"Ca revient, un peu, à frapper un homme à terre": c'est ainsi qu'un gestionnaire de Fonds américain commentait, hier soir, l'annonce de l'agence de notation, qui a décidé, hier, de placer 15 des 17 pays de la zone euro sous surveillance "négative". Ca veut dire, très concrêtement, que d'ici 90 jours maximum (mais ça peut arriver beaucoup plus vite), tous ces pays pourraient être dégradés. Les 2 pays manquants dans la liste publiée hier, n'ont rien à envier aux autres, puisqu'il s'agit de Chypre (déjà "sous surveillance négative") et de la Grèce (déjà plusieurs fois dégradée, et dans l'état que l'ont sait). Standard & Poor's a, donc, décidé, hier de frapper un grand coup. Cela dit, il ne faut pas être surpris: dans les rencontres informelles qu'ils accordent, volontiers aux journalistes depuis quelques mois, dans lerus communiqués officiels ou leurs déclarations, les dirigeants de l'agence ne s'en cachent pas: avec la crise, ils ont engagé une réévaluation de presque tous les pays. Une sorte de nouvel "étalonnage" des risques. Pas de surprise, donc, à voir tous les pays "triple A" de la zone euro, y compris l'Allemagne, subir le même sort: la mise sous surveillance négative.
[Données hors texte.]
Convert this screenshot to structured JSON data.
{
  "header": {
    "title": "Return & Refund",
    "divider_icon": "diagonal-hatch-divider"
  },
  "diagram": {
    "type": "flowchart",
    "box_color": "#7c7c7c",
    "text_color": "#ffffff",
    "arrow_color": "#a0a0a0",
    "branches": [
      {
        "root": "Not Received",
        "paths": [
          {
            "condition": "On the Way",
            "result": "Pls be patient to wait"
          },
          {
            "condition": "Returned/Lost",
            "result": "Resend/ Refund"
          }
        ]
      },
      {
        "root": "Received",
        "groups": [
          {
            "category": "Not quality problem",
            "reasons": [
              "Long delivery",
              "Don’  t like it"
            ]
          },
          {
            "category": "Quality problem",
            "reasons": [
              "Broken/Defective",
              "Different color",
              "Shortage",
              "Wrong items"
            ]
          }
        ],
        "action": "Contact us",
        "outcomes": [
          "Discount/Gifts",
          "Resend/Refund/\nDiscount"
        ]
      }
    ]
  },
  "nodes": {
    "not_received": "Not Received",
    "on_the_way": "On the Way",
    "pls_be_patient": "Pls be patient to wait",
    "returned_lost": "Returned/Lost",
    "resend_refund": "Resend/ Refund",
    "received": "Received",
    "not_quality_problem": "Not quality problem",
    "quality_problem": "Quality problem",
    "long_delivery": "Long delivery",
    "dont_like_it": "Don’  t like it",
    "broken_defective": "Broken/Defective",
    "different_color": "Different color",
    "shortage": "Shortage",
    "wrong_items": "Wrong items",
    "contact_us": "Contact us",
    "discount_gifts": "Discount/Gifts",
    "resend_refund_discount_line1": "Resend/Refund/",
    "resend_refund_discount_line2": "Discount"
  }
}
Mais avec, cette nuance de taille: c'est la France qui risque le plus gros, puisque Standard & Poor's parle d'une dégradation possible de 2 crans. Alors, dans son communiqué publié hier soir, l'agence de notation explique qu'elle va se concentrer, finalement, sur 3 critères pour se décider. Le premier, c'est le critère politique qui est le plus fort. L'agence, qui a pris sa décison avant les annnonces de Nicolas Sarkozy et Angela Merkel, estime que l'Europe ne se montre pas assez déterminée et efficace dans la gestion de la crise. Et ça, ça hypothèque les chances d'un redressement des comptes français. Standard & Poor's se montre aussi très réservé (2ème critère) sur les prévisions de croissance du gouvernement. Elles sont trop optimistes: donc la France, selon l'agence, ne tiendra pas ses objectifs. 3ème point, et non des moindres, même s'il est moins commenté: les banques françaises sont plus mal en point qu'on ne le dit. Elles ont du mal à se refinancer, sur les marchés. Problème de liquidité. Ce qui pourrait obliger l'Etat français à intervenir, et donc à plomber, un peu plus, ses comptes.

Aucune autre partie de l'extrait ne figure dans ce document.